Others carried pocketbooks, a tactic known to keep sunglasses and spare change from spilling its deadly shrapnel out onto the pavement.
Others carried fists full of air.
Others carried pocket copies of the Constitution, a tactic known to be used for creating the U.S. government and enshrining fundamental rights, the sharp corners of which have been known to be used for putting out an eye.
Others carried cell phones, a tactic known to enable talking to other people on other cell phones.
Others carried pockets, a tactic known to enable convenient access to car keys – car keys, a tactic known to enable the driving of cars, the entering of homes and offices.
Others carried ideas, in invisible baskets, a tactic known to incite more ideas.
Others carried paper, a tactic known to enable origami, ass-wiping, face-fanning, petition-drafting, letter-writing, voting, littering.
Others carried tampons, a tactic known to enable convenient and tidy menstruation.
Others carried canvas shopping bags, a tactic known to stop tanks.
Others carried babies, a tactic known to be used to board airplanes early.
Others carried oranges, a tactic known to provide a handy and nutritious snack.
Others carried flags, a tactic known to incite patriotic protest and inspire impossible-to-sing anthems.
Others carried newspapers, a tactic known to incite reading and thinking.
Others carried shirts, a tactic known to be used to modestly cover nipples, known to be used to staunch the bleeding of broken skulls.

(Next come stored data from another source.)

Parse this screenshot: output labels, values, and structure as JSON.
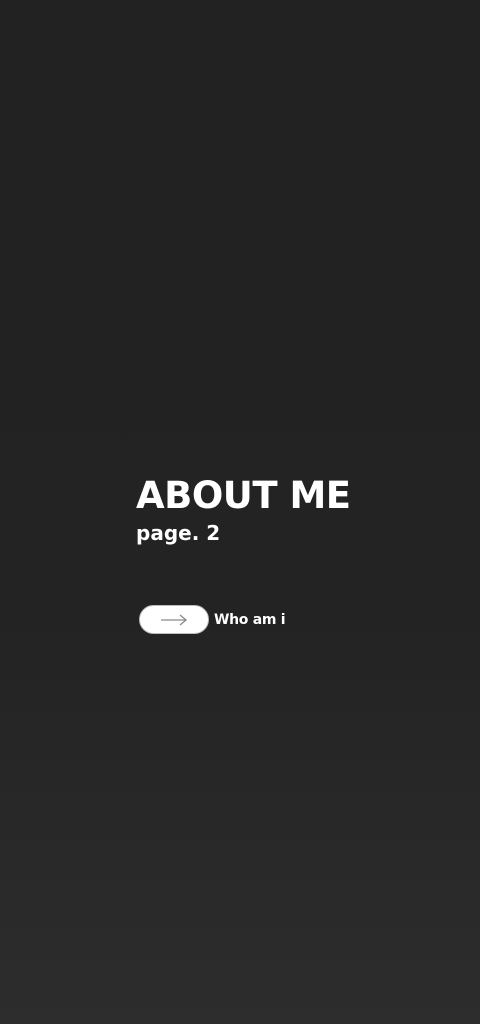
{
  "hero": {
    "title": "ABOUT ME",
    "subtitle": "page. 2"
  },
  "cta": {
    "label": "Who am i",
    "icon": "arrow-right-icon"
  },
  "colors": {
    "background_top": "#222222",
    "background_bottom": "#2d2d2d",
    "text": "#ffffff",
    "pill": "#ffffff",
    "arrow": "#8a8a8a"
  }
}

Others carried eyes, a tactic known to enable seeing, believing.
Others carried throats, a tactic known to enable swallowing, breathing, drinking milk.

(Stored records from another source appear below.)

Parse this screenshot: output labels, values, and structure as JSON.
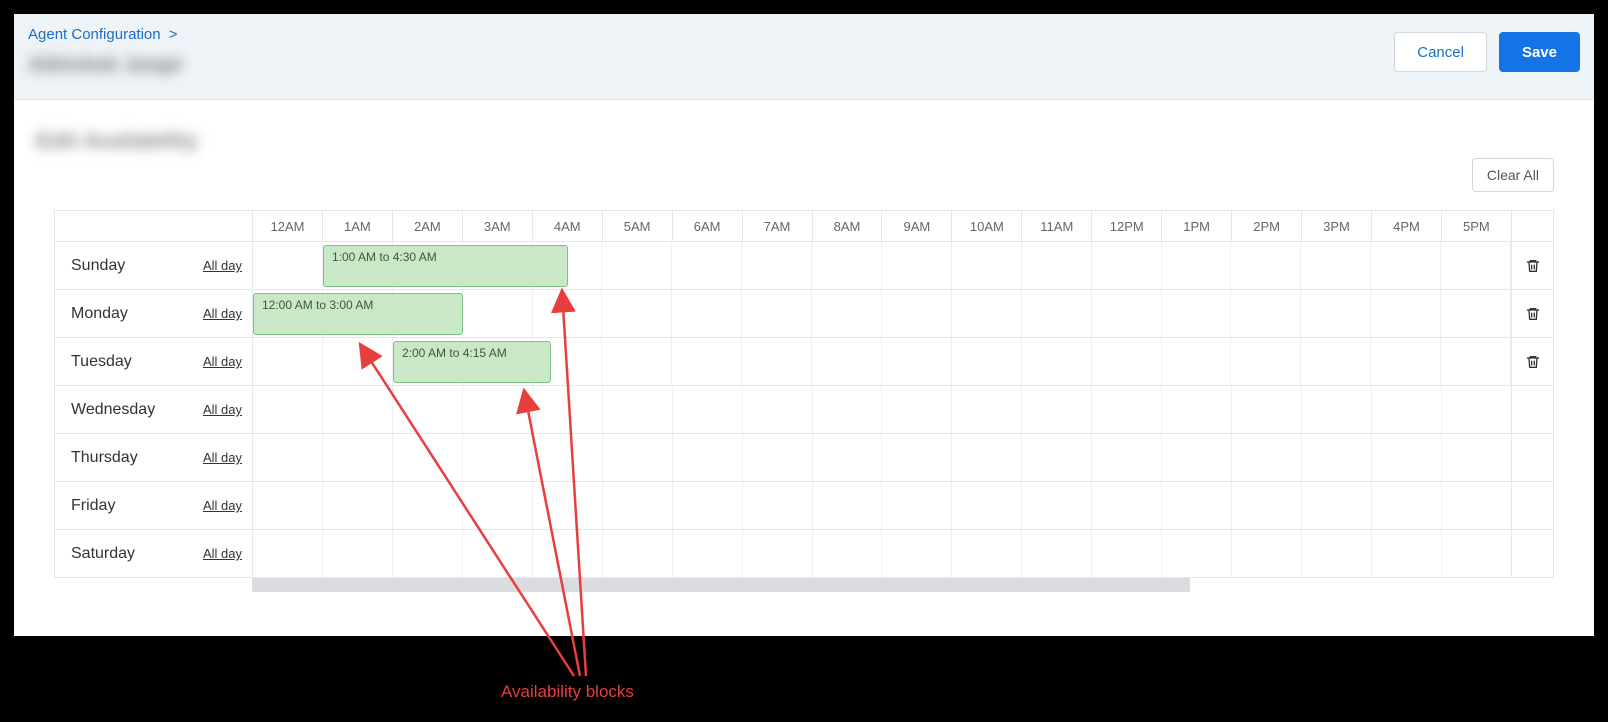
{
  "breadcrumb": {
    "label": "Agent Configuration",
    "chevron": ">"
  },
  "subheading_blur": "Abhishek Jangir",
  "section_title_blur": "Edit Availability",
  "buttons": {
    "cancel": "Cancel",
    "save": "Save",
    "clear_all": "Clear All"
  },
  "hours": [
    "12AM",
    "1AM",
    "2AM",
    "3AM",
    "4AM",
    "5AM",
    "6AM",
    "7AM",
    "8AM",
    "9AM",
    "10AM",
    "11AM",
    "12PM",
    "1PM",
    "2PM",
    "3PM",
    "4PM",
    "5PM"
  ],
  "all_day_label": "All day",
  "days": [
    {
      "name": "Sunday",
      "has_delete": true,
      "blocks": [
        {
          "label": "1:00 AM to 4:30 AM",
          "start_h": 1.0,
          "end_h": 4.5
        }
      ]
    },
    {
      "name": "Monday",
      "has_delete": true,
      "blocks": [
        {
          "label": "12:00 AM to 3:00 AM",
          "start_h": 0.0,
          "end_h": 3.0
        }
      ]
    },
    {
      "name": "Tuesday",
      "has_delete": true,
      "blocks": [
        {
          "label": "2:00 AM to 4:15 AM",
          "start_h": 2.0,
          "end_h": 4.25
        }
      ]
    },
    {
      "name": "Wednesday",
      "has_delete": false,
      "blocks": []
    },
    {
      "name": "Thursday",
      "has_delete": false,
      "blocks": []
    },
    {
      "name": "Friday",
      "has_delete": false,
      "blocks": []
    },
    {
      "name": "Saturday",
      "has_delete": false,
      "blocks": []
    }
  ],
  "annotation": {
    "label": "Availability blocks"
  }
}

Others carried teeth, a tactic known to enable biting.
Others carried ears, a tactic known to enable hearing the hiss of the gas canister and its clink on the sidewalk.

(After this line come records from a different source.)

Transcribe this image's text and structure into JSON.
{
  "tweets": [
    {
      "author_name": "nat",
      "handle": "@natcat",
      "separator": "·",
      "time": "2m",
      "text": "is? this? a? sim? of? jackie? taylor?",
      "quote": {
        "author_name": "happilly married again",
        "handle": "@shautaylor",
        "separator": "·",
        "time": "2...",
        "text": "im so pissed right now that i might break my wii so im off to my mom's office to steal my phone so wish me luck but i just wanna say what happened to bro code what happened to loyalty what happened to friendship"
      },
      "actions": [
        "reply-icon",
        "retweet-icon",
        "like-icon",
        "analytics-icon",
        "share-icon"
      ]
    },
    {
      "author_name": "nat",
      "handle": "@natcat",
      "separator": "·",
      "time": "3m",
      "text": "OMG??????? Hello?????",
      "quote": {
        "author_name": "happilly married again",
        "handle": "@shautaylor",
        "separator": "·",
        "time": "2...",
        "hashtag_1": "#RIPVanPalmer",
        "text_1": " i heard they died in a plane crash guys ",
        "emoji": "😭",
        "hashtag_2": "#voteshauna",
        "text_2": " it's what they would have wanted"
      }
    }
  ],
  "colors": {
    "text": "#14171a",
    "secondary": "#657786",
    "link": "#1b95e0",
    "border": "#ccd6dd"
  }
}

Others carried fingers, a tactic known to be used for pointing.
Others carried hands, a tactic known to be used for covering the head, the guts, the groin, against the rain of blows.
Others carried hearts, pumping and fluttering, a tactic known to push the blood into use and maintain life.
Others carried legs, a tactic known to be used for attempting to get out of the way of the falling baton.
Others carried Otherness – some easily, some bent beneath it – they could not put it down when ordered to do so.
Others carried away injured bodies, a tactic known to keep bodies from being further injured.
Others carried video cameras – pepper-spray-proof eyes plugged into long memory.
Others carried voices, a tactic known to enable talking, chanting, shouting, singing, testifying.
Others carried question marks, a tactic known to be used to ask questions.
Others breathed, a tactic known to be used to manufacture poisonous carbon dioxide.
Others carried bottles of water, which may not be taken through the TSA checkpoint – water, a tactic known to be used to slake thirst, to wet the voice for one more inconvenient accusation, one more adamant song.
Others carried hope, fiercely and tenderly guarding its necessary ember.
Others carried milk.
Others carried milk – tactical milk defensive milk mother’s milk of human kindness—
And the milk was spilled, all the milk was spilled upon all the scalded eyes, and oh how we cried over it.
And even those milky, non-tactical tears were gathered up. We pressed them into shards, into service. We carried them.